Fig. 2: “Exceso de Fuerzas Armadas” de Filomeno Palomino Sicha (Huamanga, 1992)
Una imagen que merece especial atención es “Incursión militar a un pueblo” de Raul Castro Lazo (Fig.3). La acotación final del título, “masacre total”, enfatiza la crueldad de este operativo. El cuadro ofrece un panorama que permite dar cuenta de la “incursión”: los helicópteros disparan a quienes huyen por los cerros, se queman edificios, los cuerpos de mujeres y niños caen por los suelos. Un detalle visual que es crucial aquí es el símbolo de las banderas. En un extremo apreciamos la bandera nacional, pero también, al otro extremo del cuadro, observamos una bandera roja que alude a la presencia senderista. Es posible que ese pueblo de la imagen sea una “zona liberada”. En las “zonas liberadas” la doctrina de Sendero era la única regla, por encima de cualquier tradición o autoridad local. En este sentido, “Sendero quería mantener un férreo control sobre los territorios que liberaba” (Flores Galindo, 1986, p.370). Pero, como podemos observar, las Fuerzas Armadas también aprovecharon sus “incursiones” para violentar a las comunidades campesinas. Es importante precisar que tanto militares y senderistas transformaron los territorios andinos en topografías de la crueldad o espacios donde los sujetos campesinos dejaban de tener derechos y eran convertidos en muertos-en-vida.

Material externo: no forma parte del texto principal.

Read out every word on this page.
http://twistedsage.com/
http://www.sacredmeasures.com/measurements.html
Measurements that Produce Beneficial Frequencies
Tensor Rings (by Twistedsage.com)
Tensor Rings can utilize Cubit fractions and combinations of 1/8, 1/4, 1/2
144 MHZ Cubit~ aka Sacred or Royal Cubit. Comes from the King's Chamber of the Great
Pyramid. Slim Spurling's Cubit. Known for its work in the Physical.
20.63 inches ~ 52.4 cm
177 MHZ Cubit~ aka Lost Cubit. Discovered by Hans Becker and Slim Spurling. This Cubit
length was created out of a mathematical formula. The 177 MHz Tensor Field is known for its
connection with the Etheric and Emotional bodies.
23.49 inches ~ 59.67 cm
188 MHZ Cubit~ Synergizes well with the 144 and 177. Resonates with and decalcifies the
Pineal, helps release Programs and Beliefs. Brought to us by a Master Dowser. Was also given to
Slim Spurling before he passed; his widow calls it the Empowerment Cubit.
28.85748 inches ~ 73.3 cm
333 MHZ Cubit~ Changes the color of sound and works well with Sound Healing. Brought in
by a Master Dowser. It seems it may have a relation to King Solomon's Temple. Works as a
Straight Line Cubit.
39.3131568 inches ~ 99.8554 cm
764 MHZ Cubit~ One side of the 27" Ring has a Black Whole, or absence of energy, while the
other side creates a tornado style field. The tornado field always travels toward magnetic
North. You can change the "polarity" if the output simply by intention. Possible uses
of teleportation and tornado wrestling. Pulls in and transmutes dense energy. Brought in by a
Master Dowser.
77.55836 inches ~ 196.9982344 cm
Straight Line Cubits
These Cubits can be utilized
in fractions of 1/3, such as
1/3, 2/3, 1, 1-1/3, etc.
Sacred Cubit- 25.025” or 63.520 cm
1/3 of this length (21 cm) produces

Fig.3: “Incursión militar a un pueblo” de Raul Castro Lazo (Junín, 1990)
El plan de Keiko Fujimori de manipular los textos escolares buscaba negar la realidad de una guerra interna. Buscaba legitimar una versión de la historia que convenía a su campaña y que protegiera, además, a la clase política que ha dominado el país y cuyas decisiones provocaron una mayor producción de muerte. Hoy por hoy, la oposición al gobierno de Pedro Castillo, verbigracia los grupos de derecha, tratar de borrar todo indicio de un terrorismo de estado que asoló numerosas comunidades campesinas. El argumento fujimorista y derechista reproduce la dicotomía entre la nación peruana y sus enemigos, entre peruanos y “no-peruanos” (los únicos que son considerados “terroristas” por el oficialismo y la opinión pública). Sin embargo, vale la pena detenerse nuevamente en el cuadro de Raul Castro Lazo comentado líneas arriba. En esa imagen vemos cómo miembros de las Fuerzas Armadas disparan sobre la bandera peruana y, por lo tanto, ellos también producen violencia y atentan contra sus compatriotas. Finalmente, en medio de esa “incursión”, los presidentes de aquel contexto, Fernando Belaunde Terry, Alan García y Alberto Fujimori, fueron quienes legitimaron y fortalecieron los crimenes del terrorismo de estado. Se trata de un terrorismo no siempre explorado, del que prefiere no hablarse por un razon simple: Sendero Luminoso no fue el único responsable de esa guerra interna; los gobernantes entre 1980-1990, policías, soldados, y diversos miembros de las Fuerzas Armadas, también participaron activamente en proyectos de exterminio, violaciones de derechos humanos y el caos social de la nación.